An upstate New York politician believes he may have the solution to a current rampant rise in opioid abuse. Ithaca Mayor Svante Myrick has proposed creating a supervised injection site that he thinks could bring addicts to rehab rather than prison.

Following in the footsteps of Canada, Europe, and Australia, Myrick hopes to prevent Ithaca from arresting addicts for shooting up and instead offer them a safe alternative: harm reduction.

“We’ve watched a system, I’ve watched a system, continually act as if this is not a disease,” he said in a statement to the Ithaca Voice, “the way to treat this was incarceration – and I became the head of a system that continued to treat it that way,” adding, “all this sounds radical but then you realize that the drug war itself is a complete failure.”

The proposed site would be more than a sterile place for addicts to do drugs. The report, entitled The Ithaca Plan: A Public Health and Safety Approach to Drugs and Drug Policy, seeks to focus on public health, economic development, as well as harm reduction. The plan also includes community development and expands access to medication assisted treatments, such as those substituting methadone, according to a press release from the Drug Policy Alliance.

Heroin abuse in the US is on the rise, as are deaths resulting from it. The CDC refers to it as an epidemic, saying that use of the drug has more than doubled in the past decade. What’s more is that heroin has one of the highest relapse rates, as high as 80%, according to the New York Daily News.

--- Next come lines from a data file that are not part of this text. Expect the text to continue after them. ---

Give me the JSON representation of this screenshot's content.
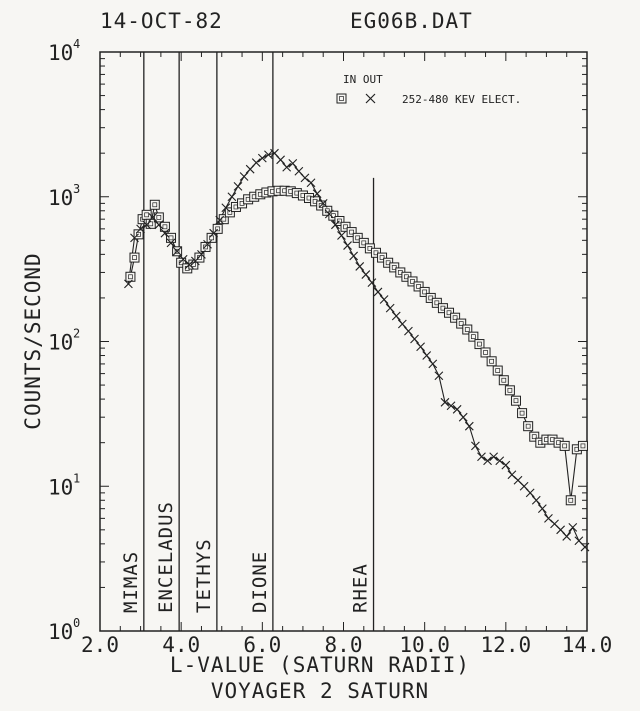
{
  "header": {
    "date": "14-OCT-82",
    "filename": "EG06B.DAT"
  },
  "chart_data": {
    "type": "line",
    "xlabel": "L-VALUE (SATURN RADII)",
    "ylabel": "COUNTS/SECOND",
    "caption": "VOYAGER 2 SATURN",
    "xlim": [
      2.0,
      14.0
    ],
    "ylim": [
      1,
      10000
    ],
    "y_scale": "log",
    "x_ticks": [
      "2.0",
      "4.0",
      "6.0",
      "8.0",
      "10.0",
      "12.0",
      "14.0"
    ],
    "y_ticks": [
      {
        "base": "10",
        "exp": "0"
      },
      {
        "base": "10",
        "exp": "1"
      },
      {
        "base": "10",
        "exp": "2"
      },
      {
        "base": "10",
        "exp": "3"
      },
      {
        "base": "10",
        "exp": "4"
      }
    ],
    "legend": {
      "header": "IN OUT",
      "label": "252-480 KEV ELECT.",
      "in_marker": "square",
      "out_marker": "x"
    },
    "moons": [
      {
        "name": "MIMAS",
        "L": 3.08,
        "top": 10000
      },
      {
        "name": "ENCELADUS",
        "L": 3.95,
        "top": 10000
      },
      {
        "name": "TETHYS",
        "L": 4.88,
        "top": 10000
      },
      {
        "name": "DIONE",
        "L": 6.26,
        "top": 10000
      },
      {
        "name": "RHEA",
        "L": 8.74,
        "top": 1350
      }
    ],
    "series": [
      {
        "marker": "square",
        "x": [
          2.75,
          2.85,
          2.95,
          3.05,
          3.15,
          3.25,
          3.35,
          3.45,
          3.6,
          3.75,
          3.9,
          4.0,
          4.15,
          4.3,
          4.45,
          4.6,
          4.75,
          4.9,
          5.05,
          5.2,
          5.35,
          5.5,
          5.65,
          5.8,
          5.95,
          6.1,
          6.25,
          6.4,
          6.55,
          6.7,
          6.85,
          7.0,
          7.15,
          7.3,
          7.45,
          7.6,
          7.75,
          7.9,
          8.05,
          8.2,
          8.35,
          8.5,
          8.65,
          8.8,
          8.95,
          9.1,
          9.25,
          9.4,
          9.55,
          9.7,
          9.85,
          10.0,
          10.15,
          10.3,
          10.45,
          10.6,
          10.75,
          10.9,
          11.05,
          11.2,
          11.35,
          11.5,
          11.65,
          11.8,
          11.95,
          12.1,
          12.25,
          12.4,
          12.55,
          12.7,
          12.85,
          13.0,
          13.15,
          13.3,
          13.45,
          13.6,
          13.75,
          13.9
        ],
        "y": [
          280,
          380,
          550,
          700,
          750,
          650,
          880,
          720,
          620,
          520,
          420,
          350,
          320,
          340,
          380,
          450,
          520,
          600,
          700,
          780,
          850,
          900,
          960,
          1000,
          1040,
          1070,
          1090,
          1100,
          1100,
          1090,
          1060,
          1020,
          980,
          930,
          870,
          800,
          740,
          680,
          620,
          570,
          520,
          480,
          440,
          410,
          380,
          350,
          325,
          300,
          280,
          260,
          240,
          220,
          200,
          185,
          170,
          158,
          146,
          133,
          121,
          108,
          96,
          84,
          73,
          63,
          54,
          46,
          39,
          32,
          26,
          22,
          20,
          21,
          21,
          20,
          19,
          8,
          18,
          19
        ],
        "name": ""
      },
      {
        "marker": "x",
        "x": [
          2.7,
          2.85,
          3.0,
          3.15,
          3.3,
          3.45,
          3.6,
          3.75,
          3.9,
          4.05,
          4.2,
          4.35,
          4.5,
          4.65,
          4.8,
          4.95,
          5.1,
          5.25,
          5.4,
          5.55,
          5.7,
          5.85,
          6.0,
          6.15,
          6.3,
          6.45,
          6.6,
          6.75,
          6.9,
          7.05,
          7.2,
          7.35,
          7.5,
          7.65,
          7.8,
          7.95,
          8.1,
          8.25,
          8.4,
          8.55,
          8.7,
          8.85,
          9.0,
          9.15,
          9.3,
          9.45,
          9.6,
          9.75,
          9.9,
          10.05,
          10.2,
          10.35,
          10.5,
          10.65,
          10.8,
          10.95,
          11.1,
          11.25,
          11.4,
          11.55,
          11.7,
          11.85,
          12.0,
          12.15,
          12.3,
          12.45,
          12.6,
          12.75,
          12.9,
          13.05,
          13.2,
          13.35,
          13.5,
          13.65,
          13.8,
          13.95
        ],
        "y": [
          250,
          520,
          600,
          640,
          720,
          640,
          560,
          480,
          420,
          370,
          340,
          360,
          400,
          470,
          560,
          690,
          840,
          1000,
          1180,
          1380,
          1550,
          1720,
          1850,
          1950,
          2000,
          1800,
          1600,
          1700,
          1500,
          1350,
          1250,
          1050,
          900,
          760,
          640,
          540,
          460,
          390,
          330,
          290,
          255,
          220,
          195,
          170,
          150,
          132,
          118,
          104,
          92,
          80,
          70,
          58,
          38,
          36,
          34,
          30,
          26,
          19,
          16,
          15,
          16,
          15,
          14,
          12,
          11,
          10,
          9,
          8,
          7,
          6,
          5.5,
          5,
          4.5,
          5.2,
          4.2,
          3.8
        ],
        "name": ""
      }
    ]
  }
}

The surge in opioid addiction has come with a high body count as well. The Centers for Disease Control and Prevention reported that drug overdoses hit record levels in 2014, with over 47,000 deaths. In addition, death by overdose increased by 200 percent from 2000 to 2014, of which Heroin was responsible for 26 percent.

The home of Cornell University, Ithaca is a small town in Upstate New York. An Ivy League school does not make the community immune to opioid addiction, however. Cayuga Addiction Recovery Services has seen a sharp spike in heroin-addicted clients. Between 2007 and 2014, the population of heroin addicts increased by 35%, according to Ithaca.com. In addition, there was a single three week period in 2014 when Ithaca saw three fatal overdoses and 13 non-fatal overdoses, CBS New York reported.

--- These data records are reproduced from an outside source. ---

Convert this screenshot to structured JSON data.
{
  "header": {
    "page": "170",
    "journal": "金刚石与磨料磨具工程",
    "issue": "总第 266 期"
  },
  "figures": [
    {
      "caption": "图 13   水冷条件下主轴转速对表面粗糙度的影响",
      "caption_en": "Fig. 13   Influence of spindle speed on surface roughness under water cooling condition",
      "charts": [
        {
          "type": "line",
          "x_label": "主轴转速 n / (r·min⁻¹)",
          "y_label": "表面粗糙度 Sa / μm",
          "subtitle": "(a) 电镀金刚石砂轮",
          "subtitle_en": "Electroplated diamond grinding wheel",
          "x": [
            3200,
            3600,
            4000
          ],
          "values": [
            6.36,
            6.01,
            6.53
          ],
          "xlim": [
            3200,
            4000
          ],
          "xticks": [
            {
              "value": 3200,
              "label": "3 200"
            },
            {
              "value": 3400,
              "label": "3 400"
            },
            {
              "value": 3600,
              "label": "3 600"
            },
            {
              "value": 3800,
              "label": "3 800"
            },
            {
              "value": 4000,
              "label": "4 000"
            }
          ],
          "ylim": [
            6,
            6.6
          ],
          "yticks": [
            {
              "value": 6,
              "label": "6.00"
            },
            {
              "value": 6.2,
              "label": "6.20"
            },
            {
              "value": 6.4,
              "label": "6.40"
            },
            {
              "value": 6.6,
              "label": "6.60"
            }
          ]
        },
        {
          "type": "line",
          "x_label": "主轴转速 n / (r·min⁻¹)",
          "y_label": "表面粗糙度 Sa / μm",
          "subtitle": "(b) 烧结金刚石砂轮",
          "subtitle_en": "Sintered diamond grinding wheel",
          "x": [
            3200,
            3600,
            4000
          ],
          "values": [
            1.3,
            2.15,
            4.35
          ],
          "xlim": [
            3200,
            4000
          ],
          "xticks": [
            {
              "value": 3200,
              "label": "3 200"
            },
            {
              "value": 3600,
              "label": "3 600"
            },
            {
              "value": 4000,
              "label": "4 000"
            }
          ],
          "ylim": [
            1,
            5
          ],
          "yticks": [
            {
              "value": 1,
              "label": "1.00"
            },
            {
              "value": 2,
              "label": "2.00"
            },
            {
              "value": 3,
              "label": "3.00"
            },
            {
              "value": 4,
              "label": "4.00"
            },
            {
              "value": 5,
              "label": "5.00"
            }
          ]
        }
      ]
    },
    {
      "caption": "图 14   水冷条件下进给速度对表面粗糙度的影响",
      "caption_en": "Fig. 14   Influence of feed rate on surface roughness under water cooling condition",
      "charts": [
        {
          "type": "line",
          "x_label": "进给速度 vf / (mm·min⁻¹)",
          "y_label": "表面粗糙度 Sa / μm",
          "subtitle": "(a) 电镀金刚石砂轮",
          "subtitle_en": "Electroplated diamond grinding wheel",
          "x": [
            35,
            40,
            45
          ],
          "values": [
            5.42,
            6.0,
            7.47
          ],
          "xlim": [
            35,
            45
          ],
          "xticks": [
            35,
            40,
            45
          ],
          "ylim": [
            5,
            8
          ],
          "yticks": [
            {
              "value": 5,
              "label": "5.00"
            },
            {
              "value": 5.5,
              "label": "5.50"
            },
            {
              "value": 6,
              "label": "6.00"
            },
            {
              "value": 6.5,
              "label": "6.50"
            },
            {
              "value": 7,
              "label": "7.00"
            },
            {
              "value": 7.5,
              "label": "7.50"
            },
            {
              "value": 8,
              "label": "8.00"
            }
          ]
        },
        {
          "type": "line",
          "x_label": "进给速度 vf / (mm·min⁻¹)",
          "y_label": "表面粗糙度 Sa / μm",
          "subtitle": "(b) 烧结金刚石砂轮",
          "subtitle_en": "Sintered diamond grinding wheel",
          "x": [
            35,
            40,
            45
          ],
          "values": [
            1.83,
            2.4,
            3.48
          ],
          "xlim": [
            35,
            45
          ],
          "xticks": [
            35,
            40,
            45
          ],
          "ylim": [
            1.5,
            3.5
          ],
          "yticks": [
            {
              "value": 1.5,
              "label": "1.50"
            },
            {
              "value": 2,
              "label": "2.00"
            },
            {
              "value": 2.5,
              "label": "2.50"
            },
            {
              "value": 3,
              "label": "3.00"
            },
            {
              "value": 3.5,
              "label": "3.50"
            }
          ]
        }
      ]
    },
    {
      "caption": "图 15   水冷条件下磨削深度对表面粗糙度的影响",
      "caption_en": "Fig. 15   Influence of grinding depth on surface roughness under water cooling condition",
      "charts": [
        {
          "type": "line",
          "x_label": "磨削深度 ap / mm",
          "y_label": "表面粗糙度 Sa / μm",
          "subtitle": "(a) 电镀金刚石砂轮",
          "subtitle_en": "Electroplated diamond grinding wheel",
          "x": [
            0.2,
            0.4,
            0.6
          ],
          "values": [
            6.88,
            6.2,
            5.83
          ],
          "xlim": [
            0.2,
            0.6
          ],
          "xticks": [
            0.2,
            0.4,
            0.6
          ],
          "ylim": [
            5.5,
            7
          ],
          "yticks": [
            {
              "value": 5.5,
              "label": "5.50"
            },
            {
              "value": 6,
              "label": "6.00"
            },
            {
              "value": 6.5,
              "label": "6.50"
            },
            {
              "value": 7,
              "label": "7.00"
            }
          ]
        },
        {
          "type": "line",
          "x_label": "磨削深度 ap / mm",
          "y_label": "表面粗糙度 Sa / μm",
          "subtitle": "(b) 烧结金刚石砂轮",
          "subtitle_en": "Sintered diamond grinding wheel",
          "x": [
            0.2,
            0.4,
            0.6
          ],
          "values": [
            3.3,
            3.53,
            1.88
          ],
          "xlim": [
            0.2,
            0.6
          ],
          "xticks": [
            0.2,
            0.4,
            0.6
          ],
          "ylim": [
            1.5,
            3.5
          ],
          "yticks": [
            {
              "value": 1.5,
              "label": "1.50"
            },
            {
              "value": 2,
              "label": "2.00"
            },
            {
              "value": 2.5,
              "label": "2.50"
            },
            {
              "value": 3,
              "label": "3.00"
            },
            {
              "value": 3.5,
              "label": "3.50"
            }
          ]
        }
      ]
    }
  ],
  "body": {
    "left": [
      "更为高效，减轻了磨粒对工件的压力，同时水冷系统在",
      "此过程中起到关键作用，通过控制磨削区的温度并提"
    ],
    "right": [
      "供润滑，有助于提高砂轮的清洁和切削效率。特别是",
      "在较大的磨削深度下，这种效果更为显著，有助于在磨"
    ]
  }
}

In an effort to combat the ravages of the epidemic, the Plan envisions the site being staffed by trained doctors and nurses that could intervene if an overdose began to take place. The Plan is modeled after Insite, Vancouver’s supervised injection facility that opened in 2003. According to their research, between December 1st, 2003 and March 2005, 18% of Insite users began a drug detoxification program. In addition, those who used Insite on a weekly basis were 1.7 times more likely to enroll in a detox program than those who visited less frequently.

The heroin epidemic has not gone unnoticed by President Obama, who sought $1.1 billion in funding earlier this year to address opioid and heroin abuse. The current budget for the federal treatment program is $127 million. The majority of the new money will go to states to increase medication-assisted programs and therapy.

Svante Myrick knows the damage that be caused by drug addiction. As the son of a man who abandoned his family, Myrick worked his way from living in a homeless shelter to going to Ithaca’s own Cornell University. Four years ago, he became the youngest mayor of Ithaca at the age of 24, Newsday reports. He plans to ask New York’s Health Department to declare the heroin epidemic a state health crisis in order to enable his plan to move forward without involving the state legislature.

Gwen Wilkinson, Ithaca’s district attorney, initially opposed the plan. However, she has since changed her mind. “What brought me around was the realization that this wouldn’t make it more likely that people will use drugs,” Wilkinson said. “What it would do is make it less likely that people will die in restaurant bathrooms.”